High-End Drone Tech Finds Way

2018-01-05T01:27:33+00:00 December 1, 2017|Drones, LiDAR, UAV|
Ranger Series by Phoenix LiDAR Systems

By: Garrett Reim
Read the full article on the LA Business Journal website.

Los Angeles, CA — December 1, 2017 — Entrepreneurs looking to enter the fast-growing commercial drone sector are finding it tough to compete as low-cost models from China dominate the market.

But there are other drone-related manufacturing plays that can spell success to businesses here.

Case in point: Phoenix LiDAR in Palms ditched its efforts to build quadcopter drones several years ago after realizing it couldn’t compete against existing manufacturers, such as DJI of Shenzhen, China, which now has an estimated 70 percent share of the civilian drone market that is projected to grow to more than $100 billion annually.

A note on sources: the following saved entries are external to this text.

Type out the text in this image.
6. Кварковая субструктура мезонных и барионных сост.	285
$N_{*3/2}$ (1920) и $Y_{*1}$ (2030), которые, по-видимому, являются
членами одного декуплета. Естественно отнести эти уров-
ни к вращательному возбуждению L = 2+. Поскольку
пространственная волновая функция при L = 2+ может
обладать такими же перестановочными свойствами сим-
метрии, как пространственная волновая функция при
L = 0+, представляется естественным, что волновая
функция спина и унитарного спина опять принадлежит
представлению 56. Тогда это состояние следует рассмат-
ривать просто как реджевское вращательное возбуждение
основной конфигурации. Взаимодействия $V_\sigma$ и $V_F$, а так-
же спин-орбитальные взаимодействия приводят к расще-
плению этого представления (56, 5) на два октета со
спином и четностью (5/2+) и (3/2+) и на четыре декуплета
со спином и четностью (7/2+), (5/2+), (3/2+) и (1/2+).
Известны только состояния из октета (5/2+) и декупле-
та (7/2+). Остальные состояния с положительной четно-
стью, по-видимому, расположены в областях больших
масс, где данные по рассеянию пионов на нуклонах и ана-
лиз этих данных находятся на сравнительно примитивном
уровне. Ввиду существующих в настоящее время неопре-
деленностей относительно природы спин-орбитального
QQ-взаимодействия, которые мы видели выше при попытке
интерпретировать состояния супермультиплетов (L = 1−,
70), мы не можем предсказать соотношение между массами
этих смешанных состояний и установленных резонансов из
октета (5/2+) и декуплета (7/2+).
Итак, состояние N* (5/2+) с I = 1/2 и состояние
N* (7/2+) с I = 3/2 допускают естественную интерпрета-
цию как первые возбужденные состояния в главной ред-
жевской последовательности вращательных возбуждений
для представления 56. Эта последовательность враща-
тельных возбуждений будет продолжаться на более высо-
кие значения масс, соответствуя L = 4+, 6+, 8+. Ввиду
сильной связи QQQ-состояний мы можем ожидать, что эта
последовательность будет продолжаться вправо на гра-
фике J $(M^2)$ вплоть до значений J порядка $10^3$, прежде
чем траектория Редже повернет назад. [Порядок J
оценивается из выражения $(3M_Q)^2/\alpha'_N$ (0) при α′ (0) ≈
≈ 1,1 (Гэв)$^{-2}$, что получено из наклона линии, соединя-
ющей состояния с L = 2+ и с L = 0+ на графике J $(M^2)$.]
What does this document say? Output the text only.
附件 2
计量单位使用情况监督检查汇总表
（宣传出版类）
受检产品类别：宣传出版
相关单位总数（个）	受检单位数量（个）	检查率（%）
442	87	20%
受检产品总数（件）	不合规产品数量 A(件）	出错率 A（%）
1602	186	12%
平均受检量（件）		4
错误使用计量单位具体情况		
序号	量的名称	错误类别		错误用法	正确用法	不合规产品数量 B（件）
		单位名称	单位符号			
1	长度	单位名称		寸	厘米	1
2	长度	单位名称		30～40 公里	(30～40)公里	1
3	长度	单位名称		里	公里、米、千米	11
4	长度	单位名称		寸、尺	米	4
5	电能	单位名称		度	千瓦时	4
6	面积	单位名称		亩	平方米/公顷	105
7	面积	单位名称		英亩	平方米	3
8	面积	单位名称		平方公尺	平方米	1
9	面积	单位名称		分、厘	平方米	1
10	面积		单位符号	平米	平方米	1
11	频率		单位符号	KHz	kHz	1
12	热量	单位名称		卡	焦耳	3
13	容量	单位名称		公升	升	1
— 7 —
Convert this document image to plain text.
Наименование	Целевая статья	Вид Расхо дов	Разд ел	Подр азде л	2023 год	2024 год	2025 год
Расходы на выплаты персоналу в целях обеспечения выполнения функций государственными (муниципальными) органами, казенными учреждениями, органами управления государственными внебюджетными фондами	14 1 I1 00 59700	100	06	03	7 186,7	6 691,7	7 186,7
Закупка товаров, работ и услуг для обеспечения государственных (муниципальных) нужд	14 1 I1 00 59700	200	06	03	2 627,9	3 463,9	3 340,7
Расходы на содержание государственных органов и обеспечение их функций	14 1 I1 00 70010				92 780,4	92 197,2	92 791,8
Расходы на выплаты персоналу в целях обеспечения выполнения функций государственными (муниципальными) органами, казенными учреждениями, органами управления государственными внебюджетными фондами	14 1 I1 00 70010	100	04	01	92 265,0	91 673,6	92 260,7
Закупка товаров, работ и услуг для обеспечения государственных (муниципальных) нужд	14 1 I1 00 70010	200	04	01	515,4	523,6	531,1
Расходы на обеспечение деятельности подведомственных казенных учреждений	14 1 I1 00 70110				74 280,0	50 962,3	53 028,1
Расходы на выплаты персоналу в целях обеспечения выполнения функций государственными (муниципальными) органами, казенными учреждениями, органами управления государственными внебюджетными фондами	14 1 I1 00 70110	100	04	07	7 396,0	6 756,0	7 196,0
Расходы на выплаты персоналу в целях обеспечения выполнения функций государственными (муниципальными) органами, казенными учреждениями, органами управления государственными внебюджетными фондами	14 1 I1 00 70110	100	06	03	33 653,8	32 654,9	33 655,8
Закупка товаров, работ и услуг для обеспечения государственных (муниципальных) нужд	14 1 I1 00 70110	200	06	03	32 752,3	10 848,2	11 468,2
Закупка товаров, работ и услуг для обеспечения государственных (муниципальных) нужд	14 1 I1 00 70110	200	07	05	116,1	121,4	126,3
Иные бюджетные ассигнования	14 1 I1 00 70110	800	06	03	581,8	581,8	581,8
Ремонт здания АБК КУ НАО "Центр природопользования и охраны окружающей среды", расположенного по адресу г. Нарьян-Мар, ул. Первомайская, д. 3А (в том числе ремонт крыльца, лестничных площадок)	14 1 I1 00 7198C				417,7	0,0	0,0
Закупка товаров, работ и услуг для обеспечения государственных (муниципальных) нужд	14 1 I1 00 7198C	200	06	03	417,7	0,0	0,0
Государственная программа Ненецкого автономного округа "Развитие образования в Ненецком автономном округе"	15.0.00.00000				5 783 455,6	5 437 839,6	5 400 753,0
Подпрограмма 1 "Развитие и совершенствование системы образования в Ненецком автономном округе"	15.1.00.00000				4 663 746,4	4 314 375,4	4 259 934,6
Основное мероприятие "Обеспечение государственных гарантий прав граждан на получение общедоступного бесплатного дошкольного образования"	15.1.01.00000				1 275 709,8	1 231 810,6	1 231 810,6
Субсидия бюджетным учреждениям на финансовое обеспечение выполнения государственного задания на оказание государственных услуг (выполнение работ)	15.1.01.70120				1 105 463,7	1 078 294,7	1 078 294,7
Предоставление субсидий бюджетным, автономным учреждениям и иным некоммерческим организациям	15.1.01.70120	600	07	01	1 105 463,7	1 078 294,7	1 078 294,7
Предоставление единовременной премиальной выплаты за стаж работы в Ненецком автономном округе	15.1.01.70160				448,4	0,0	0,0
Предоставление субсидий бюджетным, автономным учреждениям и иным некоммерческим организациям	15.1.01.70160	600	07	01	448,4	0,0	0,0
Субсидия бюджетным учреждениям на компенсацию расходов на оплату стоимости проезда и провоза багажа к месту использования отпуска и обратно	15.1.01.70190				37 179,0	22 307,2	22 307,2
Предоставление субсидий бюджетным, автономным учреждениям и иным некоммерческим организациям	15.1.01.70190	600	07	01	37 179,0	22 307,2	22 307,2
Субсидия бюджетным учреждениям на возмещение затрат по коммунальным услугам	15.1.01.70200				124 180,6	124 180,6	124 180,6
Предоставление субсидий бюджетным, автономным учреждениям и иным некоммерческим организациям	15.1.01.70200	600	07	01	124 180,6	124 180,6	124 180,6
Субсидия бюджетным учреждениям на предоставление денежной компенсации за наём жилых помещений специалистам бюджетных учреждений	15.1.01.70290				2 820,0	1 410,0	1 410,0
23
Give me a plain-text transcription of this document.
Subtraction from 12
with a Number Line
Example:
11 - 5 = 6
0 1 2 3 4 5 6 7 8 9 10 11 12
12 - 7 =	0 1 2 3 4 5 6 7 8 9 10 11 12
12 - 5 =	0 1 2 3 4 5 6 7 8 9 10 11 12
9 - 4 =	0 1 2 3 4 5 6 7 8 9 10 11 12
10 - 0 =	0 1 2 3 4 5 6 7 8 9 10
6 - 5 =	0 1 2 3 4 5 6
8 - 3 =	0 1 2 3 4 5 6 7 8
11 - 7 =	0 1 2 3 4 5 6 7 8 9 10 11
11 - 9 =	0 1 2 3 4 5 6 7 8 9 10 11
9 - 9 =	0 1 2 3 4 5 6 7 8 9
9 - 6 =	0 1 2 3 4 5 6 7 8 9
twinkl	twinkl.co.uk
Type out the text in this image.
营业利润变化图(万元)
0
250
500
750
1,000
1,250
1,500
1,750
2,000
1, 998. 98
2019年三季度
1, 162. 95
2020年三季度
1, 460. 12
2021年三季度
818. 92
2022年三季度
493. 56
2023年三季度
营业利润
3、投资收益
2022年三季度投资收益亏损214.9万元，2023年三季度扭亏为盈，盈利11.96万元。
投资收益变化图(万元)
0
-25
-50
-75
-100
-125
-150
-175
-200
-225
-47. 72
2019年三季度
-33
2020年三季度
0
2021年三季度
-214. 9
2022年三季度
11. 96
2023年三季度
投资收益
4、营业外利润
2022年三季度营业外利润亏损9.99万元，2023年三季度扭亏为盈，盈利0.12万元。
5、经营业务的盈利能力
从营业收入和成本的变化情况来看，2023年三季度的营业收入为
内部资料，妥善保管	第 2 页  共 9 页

Phoenix, which employs 26, rearranged its operations to solely manufacture light-weight, drone-mounted LiDAR sensors, a laser-based surveying tool similar to radar used to create 3-D maps of topography, power line infrastructure and construction sites. The company is burrowing deeper into its LiDAR niche with plans to release next year cloud-based software for calibrating and analyzing LiDAR data, according to its co-founder and Chief Executive Grayson Omans.

“We just decided to focus purely on how we can improve LiDAR, the processing of the data, and all the different packages for these different applications,” he said. “We’ve barely scratched the surface of this.”

While the technology is nascent, there’s lots of money on the table. Phoenix’s sensors cost between $50,000 and $250,000. The company’s shift away from drone manufacturing and towards specialized sensors is already bearing fruit. Last year the firm generated about $5 million in revenue and this year it is on track to double its sales. The five-year-old company has taken no outside funding, Oman said.

Phoenix’s business took off last year when the Federal Aviation Administration introduced Part 107, a new regulation which allowed personnel to fly drones for commercial use with a remote pilot airman certificate, a classification easier to achieve than a full-fledged pilot’s license.

“There was a long R&D phase, but as soon as Part 107 came out from the FAA and unlocked the U.S. market we saw a huge need for LiDAR,” said Omans.

Demand for the technology by everyday personnel is still limited by its complexity, however, said Omans. The company aims to solve that by automating much of the LiDAR calibration and analysis process with its forthcoming subscription-based software, which will cost $550 a month to $800 a month.

“At the end of the day collecting the data, is really the easy part,” said Andrew Aubrey, chief executive of SeekOps, a drone-mounted methane sensor manufacturer in Pasadena. “It’s having the expertise to process that data, and reuse that data, and turn it into actionable information, which is a huge part of the value chain.”

Omans envisions the task of flying drones, as well as collecting and analyzing data, will ultimately be completely automated and will allow drones to operate far beyond a human’s field of view.

“A lot of our utility customers’ line of site is maybe 5 power poles. They want to go miles and miles,” he said.